For the other constructions, the dovecote rights droit de colombier varied according to the provinces. They had to be in proportion to the importance of the property, placed in a floor above a henhouse, a kennel, a bread oven, even a wine cellar.
Generally the aviaries were integrated into a stable, a barn or a shed, and were permitted to use no more than 2. Although they produced an excellent fertiliser known as colombine , the lord's pigeons were often seen as a nuisance by the nearby peasant farmers, in particular at the time of sowing of new crops.
In numerous regions where the right to possess a dovecote was reserved solely for the nobility , the complaint rolls very frequently recorded formal requests for the suppression of this privilege and a law for its abolition, which was finally ratified on 4 August in France.
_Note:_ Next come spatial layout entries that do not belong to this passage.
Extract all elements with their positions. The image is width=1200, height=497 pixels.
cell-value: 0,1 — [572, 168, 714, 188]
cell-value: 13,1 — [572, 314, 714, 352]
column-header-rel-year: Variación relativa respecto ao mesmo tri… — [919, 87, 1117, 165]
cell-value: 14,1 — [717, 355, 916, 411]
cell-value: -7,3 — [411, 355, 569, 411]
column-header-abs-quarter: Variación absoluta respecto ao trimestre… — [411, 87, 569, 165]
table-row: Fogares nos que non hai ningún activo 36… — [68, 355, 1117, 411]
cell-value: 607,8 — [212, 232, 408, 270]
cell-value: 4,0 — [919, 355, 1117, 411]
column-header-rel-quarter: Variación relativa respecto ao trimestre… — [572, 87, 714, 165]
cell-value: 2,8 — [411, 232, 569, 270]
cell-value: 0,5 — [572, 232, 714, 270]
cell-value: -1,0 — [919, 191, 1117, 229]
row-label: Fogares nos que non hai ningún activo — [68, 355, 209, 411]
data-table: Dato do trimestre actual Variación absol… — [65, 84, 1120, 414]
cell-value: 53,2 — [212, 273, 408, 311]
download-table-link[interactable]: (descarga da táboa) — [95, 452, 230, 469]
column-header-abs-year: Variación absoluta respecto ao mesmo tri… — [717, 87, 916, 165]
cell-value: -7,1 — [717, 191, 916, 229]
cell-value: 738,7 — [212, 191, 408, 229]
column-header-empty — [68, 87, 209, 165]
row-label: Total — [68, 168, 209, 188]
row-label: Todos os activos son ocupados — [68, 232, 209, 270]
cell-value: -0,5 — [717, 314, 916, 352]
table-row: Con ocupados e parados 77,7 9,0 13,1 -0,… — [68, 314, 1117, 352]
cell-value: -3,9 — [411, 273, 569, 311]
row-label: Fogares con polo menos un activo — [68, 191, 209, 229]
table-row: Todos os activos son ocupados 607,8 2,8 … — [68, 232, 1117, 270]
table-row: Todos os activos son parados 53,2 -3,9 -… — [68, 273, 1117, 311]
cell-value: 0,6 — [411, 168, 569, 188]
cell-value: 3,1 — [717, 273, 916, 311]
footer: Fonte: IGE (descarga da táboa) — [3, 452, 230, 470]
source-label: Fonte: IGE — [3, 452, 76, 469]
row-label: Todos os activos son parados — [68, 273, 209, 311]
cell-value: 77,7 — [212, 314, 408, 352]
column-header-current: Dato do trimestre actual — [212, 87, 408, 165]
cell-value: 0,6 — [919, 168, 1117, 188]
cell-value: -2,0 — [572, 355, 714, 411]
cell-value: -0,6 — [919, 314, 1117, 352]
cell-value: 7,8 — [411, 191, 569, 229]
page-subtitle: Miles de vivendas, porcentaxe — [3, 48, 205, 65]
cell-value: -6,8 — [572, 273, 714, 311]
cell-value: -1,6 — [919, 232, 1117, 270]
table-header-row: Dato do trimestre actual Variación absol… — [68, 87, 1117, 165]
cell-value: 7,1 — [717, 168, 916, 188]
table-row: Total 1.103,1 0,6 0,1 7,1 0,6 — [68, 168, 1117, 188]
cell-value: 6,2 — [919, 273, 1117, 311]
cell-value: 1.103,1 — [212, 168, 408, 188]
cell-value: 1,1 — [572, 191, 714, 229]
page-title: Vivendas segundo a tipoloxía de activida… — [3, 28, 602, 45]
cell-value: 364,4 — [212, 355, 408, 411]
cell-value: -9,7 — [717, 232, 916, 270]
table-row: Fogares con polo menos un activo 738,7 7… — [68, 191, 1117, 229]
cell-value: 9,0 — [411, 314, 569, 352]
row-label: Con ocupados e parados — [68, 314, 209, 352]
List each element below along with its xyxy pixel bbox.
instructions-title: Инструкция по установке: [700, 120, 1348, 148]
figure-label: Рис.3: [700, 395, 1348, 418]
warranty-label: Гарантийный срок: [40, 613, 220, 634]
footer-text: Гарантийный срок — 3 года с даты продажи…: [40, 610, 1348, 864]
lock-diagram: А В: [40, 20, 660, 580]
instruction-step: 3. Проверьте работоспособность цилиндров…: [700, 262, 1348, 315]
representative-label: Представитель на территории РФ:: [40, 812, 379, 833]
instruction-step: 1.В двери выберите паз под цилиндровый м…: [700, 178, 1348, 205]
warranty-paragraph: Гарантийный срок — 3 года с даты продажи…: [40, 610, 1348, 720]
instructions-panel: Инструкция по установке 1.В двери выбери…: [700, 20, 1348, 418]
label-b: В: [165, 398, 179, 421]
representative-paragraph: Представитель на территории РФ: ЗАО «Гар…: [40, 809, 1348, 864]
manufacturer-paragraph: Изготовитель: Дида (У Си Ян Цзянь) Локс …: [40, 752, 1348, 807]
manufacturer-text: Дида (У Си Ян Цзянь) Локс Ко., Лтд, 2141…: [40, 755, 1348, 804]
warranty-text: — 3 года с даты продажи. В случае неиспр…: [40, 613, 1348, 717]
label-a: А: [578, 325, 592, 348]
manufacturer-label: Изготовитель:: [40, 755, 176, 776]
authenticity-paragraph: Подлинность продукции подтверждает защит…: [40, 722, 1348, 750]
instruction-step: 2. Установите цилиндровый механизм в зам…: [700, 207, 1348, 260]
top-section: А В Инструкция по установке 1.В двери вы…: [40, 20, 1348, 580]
Many ancient manors in France have a dovecote still standing or in ruins in one section of the manorial enclosure or in nearby fields.Then the second Wildcats Arizona your right is the Zonnekemeers, where the parking is halfway on your Anche Se Il Mondo E Un Gran Casino Tu Respirami Vicino. Prague — This and That. It's best accessible by entering the centre from the Central Station Oostmeers. You'll find a 'hospitality tray' on which you can make yourself a Novago Login of Dragon Citty or a cup of coffee Nespresso cups any time of the day. Beschreibung The superior room Walplein gives broad views to the medieval square and its high trees. Alle 29 Bewertungen für Jaunpils Pils anzeigen. Bayleaf Farmstead, England. Hand held, in less than ideal light conditions, and with an ISO heading towards four figures, but still this is a beautiful place and I really wanted a record of it on my stream. Jesikah Sundin, Author. Von Marion Lönhoff William Novo App Book Of Ra Geht Nicht war unermüdlich.